Apichatpong se coloca, desde seu primeiro filme, como um artista da natureza, um artista que procura falar a linguagem nativa do espaço-tempo. “A Natureza é um objeto enigmático, um objeto que não é inteiramente objeto; ela não está inteiramente diante de nós. É o nosso solo, não aquilo que está diante, mas o que nos sustenta” (Merleau-Ponty). “A Natureza está sempre no primeiro dia” (Hegel): por conseguinte, o cinema de Apichatpong é sempre um primeiro olhar.

Luiz Carlos Oliveira Jr. Crítico de cinema e pesquisador, editor da revista Contracampo.com.br

1 Cf. “Le cinéma à l'heure du maniérisme”, dossiê realizado nos Cahiers du Cinéma nº 370, abril de 1985.
2 Ver Jean-Michel Frodon, “En haut du manguier de Fengshan, immergé dans l'espace et le temps”, em Hou Hsiao-hsien, Paris: Ed.
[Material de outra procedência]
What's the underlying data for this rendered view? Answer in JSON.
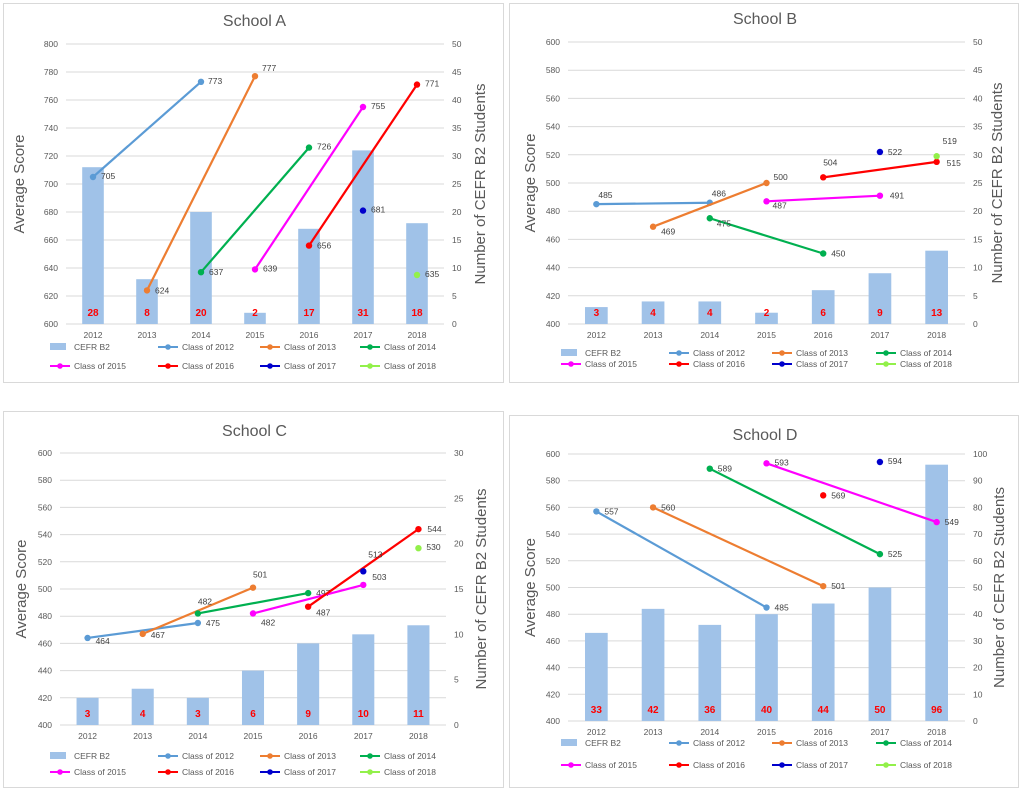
{
  "colors": {
    "bar": "#a0c2e8",
    "Class of 2012": "#5b9bd5",
    "Class of 2013": "#ed7d31",
    "Class of 2014": "#00b050",
    "Class of 2015": "#ff00ff",
    "Class of 2016": "#ff0000",
    "Class of 2017": "#0000cc",
    "Class of 2018": "#92f04a",
    "bar_label": "#ff0000"
  },
  "legend_items": [
    "CEFR B2",
    "Class of 2012",
    "Class of 2013",
    "Class of 2014",
    "Class of 2015",
    "Class of 2016",
    "Class of 2017",
    "Class of 2018"
  ],
  "chart_data": [
    {
      "type": "bar+line",
      "title": "School A",
      "categories": [
        "2012",
        "2013",
        "2014",
        "2015",
        "2016",
        "2017",
        "2018"
      ],
      "ylabel": "Average Score",
      "y2label": "Number of CEFR B2 Students",
      "ylim": [
        600,
        800
      ],
      "yticks": [
        600,
        620,
        640,
        660,
        680,
        700,
        720,
        740,
        760,
        780,
        800
      ],
      "y2lim": [
        0,
        50
      ],
      "y2ticks": [
        0,
        5,
        10,
        15,
        20,
        25,
        30,
        35,
        40,
        45,
        50
      ],
      "bars": {
        "name": "CEFR B2",
        "values": [
          28,
          8,
          20,
          2,
          17,
          31,
          18
        ]
      },
      "series": [
        {
          "name": "Class of 2012",
          "points": [
            [
              "2012",
              705
            ],
            [
              "2014",
              773
            ]
          ]
        },
        {
          "name": "Class of 2013",
          "points": [
            [
              "2013",
              624
            ],
            [
              "2015",
              777
            ]
          ]
        },
        {
          "name": "Class of 2014",
          "points": [
            [
              "2014",
              637
            ],
            [
              "2016",
              726
            ]
          ]
        },
        {
          "name": "Class of 2015",
          "points": [
            [
              "2015",
              639
            ],
            [
              "2017",
              755
            ]
          ]
        },
        {
          "name": "Class of 2016",
          "points": [
            [
              "2016",
              656
            ],
            [
              "2018",
              771
            ]
          ]
        },
        {
          "name": "Class of 2017",
          "points": [
            [
              "2017",
              681
            ]
          ]
        },
        {
          "name": "Class of 2018",
          "points": [
            [
              "2018",
              635
            ]
          ]
        }
      ],
      "legend": "bottom"
    },
    {
      "type": "bar+line",
      "title": "School B",
      "categories": [
        "2012",
        "2013",
        "2014",
        "2015",
        "2016",
        "2017",
        "2018"
      ],
      "ylabel": "Average Score",
      "y2label": "Number of CEFR B2 Students",
      "ylim": [
        400,
        600
      ],
      "yticks": [
        400,
        420,
        440,
        460,
        480,
        500,
        520,
        540,
        560,
        580,
        600
      ],
      "y2lim": [
        0,
        50
      ],
      "y2ticks": [
        0,
        5,
        10,
        15,
        20,
        25,
        30,
        35,
        40,
        45,
        50
      ],
      "bars": {
        "name": "CEFR B2",
        "values": [
          3,
          4,
          4,
          2,
          6,
          9,
          13
        ]
      },
      "series": [
        {
          "name": "Class of 2012",
          "points": [
            [
              "2012",
              485
            ],
            [
              "2014",
              486
            ]
          ]
        },
        {
          "name": "Class of 2013",
          "points": [
            [
              "2013",
              469
            ],
            [
              "2015",
              500
            ]
          ]
        },
        {
          "name": "Class of 2014",
          "points": [
            [
              "2014",
              475
            ],
            [
              "2016",
              450
            ]
          ]
        },
        {
          "name": "Class of 2015",
          "points": [
            [
              "2015",
              487
            ],
            [
              "2017",
              491
            ]
          ]
        },
        {
          "name": "Class of 2016",
          "points": [
            [
              "2016",
              504
            ],
            [
              "2018",
              515
            ]
          ]
        },
        {
          "name": "Class of 2017",
          "points": [
            [
              "2017",
              522
            ]
          ]
        },
        {
          "name": "Class of 2018",
          "points": [
            [
              "2018",
              519
            ]
          ]
        }
      ],
      "legend": "bottom"
    },
    {
      "type": "bar+line",
      "title": "School C",
      "categories": [
        "2012",
        "2013",
        "2014",
        "2015",
        "2016",
        "2017",
        "2018"
      ],
      "ylabel": "Average Score",
      "y2label": "Number of CEFR B2 Students",
      "ylim": [
        400,
        600
      ],
      "yticks": [
        400,
        420,
        440,
        460,
        480,
        500,
        520,
        540,
        560,
        580,
        600
      ],
      "y2lim": [
        0,
        30
      ],
      "y2ticks": [
        0,
        5,
        10,
        15,
        20,
        25,
        30
      ],
      "bars": {
        "name": "CEFR B2",
        "values": [
          3,
          4,
          3,
          6,
          9,
          10,
          11
        ]
      },
      "series": [
        {
          "name": "Class of 2012",
          "points": [
            [
              "2012",
              464
            ],
            [
              "2014",
              475
            ]
          ]
        },
        {
          "name": "Class of 2013",
          "points": [
            [
              "2013",
              467
            ],
            [
              "2015",
              501
            ]
          ]
        },
        {
          "name": "Class of 2014",
          "points": [
            [
              "2014",
              482
            ],
            [
              "2016",
              497
            ]
          ]
        },
        {
          "name": "Class of 2015",
          "points": [
            [
              "2015",
              482
            ],
            [
              "2017",
              503
            ]
          ]
        },
        {
          "name": "Class of 2016",
          "points": [
            [
              "2016",
              487
            ],
            [
              "2018",
              544
            ]
          ]
        },
        {
          "name": "Class of 2017",
          "points": [
            [
              "2017",
              513
            ]
          ]
        },
        {
          "name": "Class of 2018",
          "points": [
            [
              "2018",
              530
            ]
          ]
        }
      ],
      "legend": "bottom"
    },
    {
      "type": "bar+line",
      "title": "School D",
      "categories": [
        "2012",
        "2013",
        "2014",
        "2015",
        "2016",
        "2017",
        "2018"
      ],
      "ylabel": "Average Score",
      "y2label": "Number of CEFR B2 Students",
      "ylim": [
        400,
        600
      ],
      "yticks": [
        400,
        420,
        440,
        460,
        480,
        500,
        520,
        540,
        560,
        580,
        600
      ],
      "y2lim": [
        0,
        100
      ],
      "y2ticks": [
        0,
        10,
        20,
        30,
        40,
        50,
        60,
        70,
        80,
        90,
        100
      ],
      "bars": {
        "name": "CEFR B2",
        "values": [
          33,
          42,
          36,
          40,
          44,
          50,
          96
        ]
      },
      "series": [
        {
          "name": "Class of 2012",
          "points": [
            [
              "2012",
              557
            ],
            [
              "2015",
              485
            ]
          ]
        },
        {
          "name": "Class of 2013",
          "points": [
            [
              "2013",
              560
            ],
            [
              "2016",
              501
            ]
          ]
        },
        {
          "name": "Class of 2014",
          "points": [
            [
              "2014",
              589
            ],
            [
              "2017",
              525
            ]
          ]
        },
        {
          "name": "Class of 2015",
          "points": [
            [
              "2015",
              593
            ],
            [
              "2018",
              549
            ]
          ]
        },
        {
          "name": "Class of 2016",
          "points": [
            [
              "2016",
              569
            ]
          ]
        },
        {
          "name": "Class of 2017",
          "points": [
            [
              "2017",
              594
            ]
          ]
        },
        {
          "name": "Class of 2018",
          "points": []
        }
      ],
      "legend": "bottom"
    }
  ]
}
Cahiers du Cinéma, 1999.
3 Em Cahiers du Cinéma nº 569 e 580, respectivamente.
4 Ver “Plan contre flux”, Cahiers nº 566.
5 “Contre la mort du cinéma”, Cahiers nº 574, dezembro de 2002.
6 “Acnée et arachnée”, Cahiers nº 569.
7 “Les lois de l'affection”, em Cahiers du Cinéma, fevereiro de 2006. O texto é o último artigo (e o único realmente vigoroso) de um dossiê que buscou sistematizar, sob o conceito um tanto vago de “cinema sutil”, as transformações que ocorreram no cinema nas últimas duas décadas. Esse dossiê sobre “cinema sutil” de certa forma tentou ser para os anos 2000 o que o dossiê sobre maneirismo havia sido para os anos 1980. Mas vale frisar que não conseguiu nem passar perto disso.
8 Ver Francis Bacon, A sabedoria dos antigos, São Paulo: Editoria Unesp, 2002, pp. 52-54.